Twenty-seven teams competed this year: Baldwin, Bay Shore, Brentwood, Central Islip, Center Moriches, Cold Spring Harbor, Comsewogue, Connetquot, Great Neck South, Hauppauge, Half Hollow Hills, Hicksville, Island Trees, Lindenhurst, Long Island City, Malverne, Miller Place, North Shore, Patchogue-Medford, Pierson, Plainview-Old Bethpage, Port Washington, Sachem North, Seaford, and West Islip, with Huntington and Northport participating as pre-rookie teams.
The finalists of the competition were FIRST (For Inspiration and Recognition of Science and Technology) Team #533, “PSIcotics” from Lindenhurst; FIRST Team #271, “Mechanical Marauders” from Bay Shore; and FIRST Team #2875, “Cyberhawks” from Cold Spring Harbor. The winners were FIRST Team #871, “Robotechs” from West Islip; FIRST Team #329 “Raiders” from Patchogue-Medford; and FIRST Team #3137, “T-Birds” from Connetquot.
“The competition is not just about the design and building of sophisticated robots.

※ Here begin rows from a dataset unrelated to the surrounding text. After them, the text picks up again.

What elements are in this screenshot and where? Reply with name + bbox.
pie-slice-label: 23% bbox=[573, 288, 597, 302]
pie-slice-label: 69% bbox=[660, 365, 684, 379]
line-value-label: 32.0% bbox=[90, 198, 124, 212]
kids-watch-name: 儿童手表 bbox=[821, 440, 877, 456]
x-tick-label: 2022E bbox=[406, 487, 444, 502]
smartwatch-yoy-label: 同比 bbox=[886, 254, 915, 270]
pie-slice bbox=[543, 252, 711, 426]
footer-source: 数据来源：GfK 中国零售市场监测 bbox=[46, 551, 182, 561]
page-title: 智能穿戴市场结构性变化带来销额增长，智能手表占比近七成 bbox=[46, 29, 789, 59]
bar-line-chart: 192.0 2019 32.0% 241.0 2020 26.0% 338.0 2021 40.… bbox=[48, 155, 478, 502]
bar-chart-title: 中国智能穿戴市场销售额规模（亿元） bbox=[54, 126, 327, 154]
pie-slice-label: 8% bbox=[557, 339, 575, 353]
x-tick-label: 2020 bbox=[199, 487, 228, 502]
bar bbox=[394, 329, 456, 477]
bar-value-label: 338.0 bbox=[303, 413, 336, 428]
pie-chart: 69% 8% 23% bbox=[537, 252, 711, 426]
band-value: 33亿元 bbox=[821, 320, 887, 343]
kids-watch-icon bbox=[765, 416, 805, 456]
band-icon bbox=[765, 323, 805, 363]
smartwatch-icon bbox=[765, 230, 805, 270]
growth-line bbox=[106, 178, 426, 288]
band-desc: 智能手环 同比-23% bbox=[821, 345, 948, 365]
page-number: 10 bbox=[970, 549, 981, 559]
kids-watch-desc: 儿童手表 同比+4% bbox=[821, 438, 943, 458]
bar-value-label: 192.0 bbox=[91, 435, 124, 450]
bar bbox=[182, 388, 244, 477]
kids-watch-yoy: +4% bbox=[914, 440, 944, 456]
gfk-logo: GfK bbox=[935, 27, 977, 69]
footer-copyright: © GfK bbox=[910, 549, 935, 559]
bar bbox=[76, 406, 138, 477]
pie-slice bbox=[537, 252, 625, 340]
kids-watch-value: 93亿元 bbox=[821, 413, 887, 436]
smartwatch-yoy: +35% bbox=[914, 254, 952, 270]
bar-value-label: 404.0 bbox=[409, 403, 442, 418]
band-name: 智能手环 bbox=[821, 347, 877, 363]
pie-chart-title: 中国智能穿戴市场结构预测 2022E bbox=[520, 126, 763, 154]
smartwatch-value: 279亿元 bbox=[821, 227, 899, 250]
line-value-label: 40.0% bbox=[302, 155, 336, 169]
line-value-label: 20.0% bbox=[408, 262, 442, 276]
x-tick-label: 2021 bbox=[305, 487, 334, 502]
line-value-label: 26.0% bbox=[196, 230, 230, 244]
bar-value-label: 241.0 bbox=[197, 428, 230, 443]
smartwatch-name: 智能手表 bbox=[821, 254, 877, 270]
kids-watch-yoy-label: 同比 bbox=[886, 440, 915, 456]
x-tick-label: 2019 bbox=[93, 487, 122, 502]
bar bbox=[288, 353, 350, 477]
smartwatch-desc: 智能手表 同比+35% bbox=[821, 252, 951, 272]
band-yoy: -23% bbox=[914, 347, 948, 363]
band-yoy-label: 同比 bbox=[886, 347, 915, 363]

These students also develop maturity, professionalism, teamwork and mentoring skills that enrich their lives,” said Joani Madarash, Executive Director of SBPLI. “Many of our students develop an affinity for their science and math courses, and go on to study engineering, technology or science in college.”
Participating teams used the robots they built for the 2013 Long Island Regional FIRST (For Inspiration and Recognition of Science and Technology) competition, which was held at Hofstra University in April. During the competition, students had their robots, some weighing as much as 120 pounds, compete on a 27-by-54-foot playing field with bridges, attempting to earn points by shooting as many discs into the goals as possible. Matches ended with robots attempting to climb up pyramids located near the middle of the field.